Para Issoufou, o domínio do modernismo também explica o facto de durante muito tempo a sustentabilidade não ter sido um problema na arquitectura. “Só hoje percebemos que muitas culturas de construção esquecidas também eram sustentáveis ​​porque tinham de resistir às forças da natureza sem betão armado, aquecimento central ou ar condicionado.” No hemisfério sul, em particular, existem tradições que podem revelar formas de lidar com temperaturas mais elevadas. “Temos que redescobri-los hoje”, diz ela.

Combinando com as tradições de construção locais

Issoufou nasceu na França, mas cresceu no Níger. Ela chegou à arquitetura tarde na vida. Após concluir os estudos, ela teve a oportunidade de estudar nos Estados Unidos. Na época, os computadores pareciam ser o caminho mais seguro para se firmar na América. Então ela decidiu estudar ciência da computação, embora seu coração já estivesse voltado para arquitetura. Ela trabalhou como engenheira de software por sete anos até que finalmente decidiu retornar à universidade e estudar arquitetura em Washington após os 30 anos.

Apenas dez anos depois, Issoufou é um dos arquitectos mais requisitados de África e tem escritórios na capital do Níger, Niamey, Zurique e Nova Iorque. Nos seus projetos, ela sempre tenta aproveitar as tradições construtivas locais, pois estas preservam um grande conhecimento sobre as condições e problemas locais. Um exemplo é o seu projeto de um centro para mulheres e desenvolvimento na capital da Libéria, Monróvia. Os edifícios com os seus telhados altos e inclinados são inspirados nas tradicionais Cabanas Palava, cujos telhados foram concebidos para suportar as fortes chuvas na Libéria.

Combatendo o calor com argila

Desde os seus primeiros projetos como arquiteta, enquanto parte do coletivo de arquitetura united4design, Issoufou tem privilegiado consistentemente o material de construção que conhece desde a sua infância no deserto. Em 2016, o coletivo construiu um complexo residencial de barro em Niamey. Issoufou, juntamente com Yasaman Esmaili, também usou tijolos de barro para um centro comunitário com biblioteca e mesquita na aldeia de Dandaji, no deserto do Níger. Ela mostrou que a argila pode enfrentar o desafio da arquitetura moderna.

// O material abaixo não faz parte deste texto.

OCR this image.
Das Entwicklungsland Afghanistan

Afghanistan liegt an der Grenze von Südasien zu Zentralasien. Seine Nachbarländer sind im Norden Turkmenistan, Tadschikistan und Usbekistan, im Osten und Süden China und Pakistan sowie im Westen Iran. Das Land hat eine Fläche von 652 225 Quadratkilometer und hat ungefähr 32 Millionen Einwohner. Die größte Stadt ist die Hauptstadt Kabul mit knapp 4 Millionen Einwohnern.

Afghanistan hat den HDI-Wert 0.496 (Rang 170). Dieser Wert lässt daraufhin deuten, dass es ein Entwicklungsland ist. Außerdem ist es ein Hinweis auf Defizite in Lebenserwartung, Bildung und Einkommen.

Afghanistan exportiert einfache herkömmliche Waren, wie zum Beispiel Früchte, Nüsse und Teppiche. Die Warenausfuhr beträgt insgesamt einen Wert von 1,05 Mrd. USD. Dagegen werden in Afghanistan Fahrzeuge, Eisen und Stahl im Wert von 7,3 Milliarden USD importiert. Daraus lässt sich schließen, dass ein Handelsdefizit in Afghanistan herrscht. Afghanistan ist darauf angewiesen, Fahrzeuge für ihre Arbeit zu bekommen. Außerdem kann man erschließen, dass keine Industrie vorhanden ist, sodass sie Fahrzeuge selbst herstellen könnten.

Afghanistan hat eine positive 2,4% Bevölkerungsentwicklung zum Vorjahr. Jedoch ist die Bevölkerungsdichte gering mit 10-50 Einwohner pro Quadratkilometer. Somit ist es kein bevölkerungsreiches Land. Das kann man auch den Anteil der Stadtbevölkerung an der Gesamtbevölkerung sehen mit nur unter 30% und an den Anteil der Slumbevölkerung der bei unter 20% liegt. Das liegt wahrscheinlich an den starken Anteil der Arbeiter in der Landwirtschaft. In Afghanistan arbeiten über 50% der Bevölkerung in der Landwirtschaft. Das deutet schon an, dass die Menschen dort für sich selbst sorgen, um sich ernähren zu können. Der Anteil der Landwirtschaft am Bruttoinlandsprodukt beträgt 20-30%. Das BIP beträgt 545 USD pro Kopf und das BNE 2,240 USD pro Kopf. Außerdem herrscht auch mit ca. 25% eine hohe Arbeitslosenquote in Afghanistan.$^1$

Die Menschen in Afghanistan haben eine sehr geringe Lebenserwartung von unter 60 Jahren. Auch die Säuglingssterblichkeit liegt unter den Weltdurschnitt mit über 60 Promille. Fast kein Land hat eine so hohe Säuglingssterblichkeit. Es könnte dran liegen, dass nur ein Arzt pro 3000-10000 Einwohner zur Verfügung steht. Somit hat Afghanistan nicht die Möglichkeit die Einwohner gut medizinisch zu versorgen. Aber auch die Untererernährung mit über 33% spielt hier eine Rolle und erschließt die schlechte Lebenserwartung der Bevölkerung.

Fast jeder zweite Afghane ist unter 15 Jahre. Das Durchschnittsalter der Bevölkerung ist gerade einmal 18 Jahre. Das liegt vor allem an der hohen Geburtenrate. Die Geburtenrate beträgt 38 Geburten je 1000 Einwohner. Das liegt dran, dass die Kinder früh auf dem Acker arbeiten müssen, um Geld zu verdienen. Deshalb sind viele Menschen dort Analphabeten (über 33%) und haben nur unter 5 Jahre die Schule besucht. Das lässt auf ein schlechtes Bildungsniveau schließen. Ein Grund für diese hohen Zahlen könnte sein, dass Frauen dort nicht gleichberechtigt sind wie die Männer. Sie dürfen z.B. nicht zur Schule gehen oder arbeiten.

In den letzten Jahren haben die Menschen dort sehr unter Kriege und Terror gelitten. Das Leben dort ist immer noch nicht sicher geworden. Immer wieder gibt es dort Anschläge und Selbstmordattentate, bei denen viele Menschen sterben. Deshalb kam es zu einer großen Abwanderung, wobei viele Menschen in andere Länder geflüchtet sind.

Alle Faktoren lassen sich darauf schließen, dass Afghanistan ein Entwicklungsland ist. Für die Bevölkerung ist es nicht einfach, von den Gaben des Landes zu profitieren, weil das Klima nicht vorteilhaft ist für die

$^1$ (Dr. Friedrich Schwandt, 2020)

Issoufou argumenta que a argila oferece algumas vantagens muito reais: “Ela sai direto do solo, é totalmente biodegradável e é muito mais barata que o concreto. O material também tem propriedades de resfriamento muito boas, o que significa que é muito mais adequado às condições climáticas do Níger”. .” A escolha de materiais de construção adequados por Issoufou também transmite a sua crítica ao domínio do modernismo na arquitectura global: “O maior triunfo do betão é que todos acreditam que é o único material de construção durável.” Na ETH Zurique, ela quer transmitir aos seus alunos esse olhar crítico sobre as condições locais e técnicas de construção esquecidas.